There are three key exceptions: for people with CCLs, in certain occupations, and while carrying in certain places. As noted above, one must have a CCL to carry concealed any electric weapon. Thus, given the age restriction to obtain a CCL, unlike with OC, no one under 21 can legally carry a concealed stun gun in public. Three types of professionals are exempted from the restrictions on electric weapons: on-duty licensed private detectives, private investigators, and private security personnel. For everyone else without a CCL or an occupational exemption, Act 35 created specific locational allowances: a person can carry an electric weapon “in his or her own dwelling or place of business or on land that he or she owns, leases, or legally occupies.” A person without a CCL can transport the electric weapon “if the electric weapon is enclosed within a carrying case.”
However, there are some statutory ambiguities. First, the statute does not define key terms, such as “dwelling” and “land that he or she owns, leases, or legally occupies.” It is unclear how the statute would apply to a person who is an invitee of the legal owner. Similarly unclear is whether a person who is camping can keep an electric weapon in the tent and whether a person who is hiking can carry a stun walking stick on the trails. Second, it is unclear whether the safe transportation exception is only for motor vehicles. A person who buys a stun gun off the rack and bikes or walks home would seemingly be committing a felony.
Most concerning, in contrast with OC, there is not an explicit statutory self-defense exception for electric weapons. Those people who cannot legally obtain a CCL (that is, they are subject to a firearms ban or are under age 21) are out of luck. Consider the example of the college student from the start of the article; if she decided that OC was not sufficient for self-defense and so carried a stun gun that she bought from a hardware store, she faces a six-year prison sentence and the lifetime stigma of a felony conviction, which would bar her from ever possessing a firearm and ever getting a CCL, among many other serious lifelong collateral consequences.
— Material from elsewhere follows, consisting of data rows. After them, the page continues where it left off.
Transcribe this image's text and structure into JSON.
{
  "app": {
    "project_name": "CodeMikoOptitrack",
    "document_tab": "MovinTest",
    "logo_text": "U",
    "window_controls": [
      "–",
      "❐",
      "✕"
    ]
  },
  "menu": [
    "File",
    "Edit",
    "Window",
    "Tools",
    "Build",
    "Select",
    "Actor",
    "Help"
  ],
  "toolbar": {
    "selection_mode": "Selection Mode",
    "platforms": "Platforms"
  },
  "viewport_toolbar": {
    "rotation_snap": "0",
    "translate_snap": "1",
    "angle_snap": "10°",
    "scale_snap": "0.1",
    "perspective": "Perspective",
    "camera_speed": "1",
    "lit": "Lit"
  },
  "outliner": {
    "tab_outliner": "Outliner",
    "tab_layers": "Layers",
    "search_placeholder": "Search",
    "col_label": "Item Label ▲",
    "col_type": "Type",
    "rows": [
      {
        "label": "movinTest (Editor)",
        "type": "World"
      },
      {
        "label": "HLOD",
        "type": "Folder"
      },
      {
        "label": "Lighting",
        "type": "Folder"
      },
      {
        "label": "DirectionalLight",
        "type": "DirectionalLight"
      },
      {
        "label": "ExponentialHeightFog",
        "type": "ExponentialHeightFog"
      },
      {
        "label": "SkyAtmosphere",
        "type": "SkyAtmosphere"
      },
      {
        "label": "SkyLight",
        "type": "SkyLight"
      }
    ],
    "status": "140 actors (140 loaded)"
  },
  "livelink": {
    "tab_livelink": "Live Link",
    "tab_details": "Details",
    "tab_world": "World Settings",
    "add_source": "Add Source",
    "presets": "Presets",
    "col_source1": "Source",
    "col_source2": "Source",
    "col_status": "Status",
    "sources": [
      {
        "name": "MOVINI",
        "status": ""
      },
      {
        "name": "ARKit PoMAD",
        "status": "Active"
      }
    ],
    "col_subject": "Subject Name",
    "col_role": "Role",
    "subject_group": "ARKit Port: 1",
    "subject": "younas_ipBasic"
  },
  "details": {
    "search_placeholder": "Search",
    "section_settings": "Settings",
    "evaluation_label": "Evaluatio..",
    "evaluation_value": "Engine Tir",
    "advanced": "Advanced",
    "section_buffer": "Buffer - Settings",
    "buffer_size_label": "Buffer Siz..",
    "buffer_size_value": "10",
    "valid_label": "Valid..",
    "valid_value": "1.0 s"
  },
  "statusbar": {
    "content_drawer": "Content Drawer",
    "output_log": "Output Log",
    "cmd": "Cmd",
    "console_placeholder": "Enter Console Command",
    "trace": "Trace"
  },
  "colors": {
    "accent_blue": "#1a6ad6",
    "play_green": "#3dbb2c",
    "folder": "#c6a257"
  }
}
She would be better off packing a loaded pistol (that she cannot legally obtain until she is 21) and risking being convicted of a misdemeanor CCW violation and its associated maximum of nine months in jail.
Overall, electric weapons need clearer regulations – terms like “dwelling” and “transport” need definitions to satisfy due process, and there should be an express exception for self-defense.
Conclusion
A variety of inexpensive less-than-lethal options are available, from pepper spray to batons to stun guns, for people who cannot or do not want to carry firearms for self-defense. However, the applicable Wisconsin laws, especially for the latter two types of weapons, are not as clear and comprehensive as a fundamental constitutional right deserves. A person who wants to be prepared for self-defense and can obtain a concealed carry license should do so; a CCL is a must for electric weapons and advised even if not required for collapsible batons. For all weapons, lethal and less than lethal, one must be sure not to exceed the scope of the privilege of self-defense; even OC can be excessive if used disproportionally to the threat – as Kirk advised, set phasers to stun. Then as Shakespeare sagely penned, “[s]till you keep on the windy side of the law.”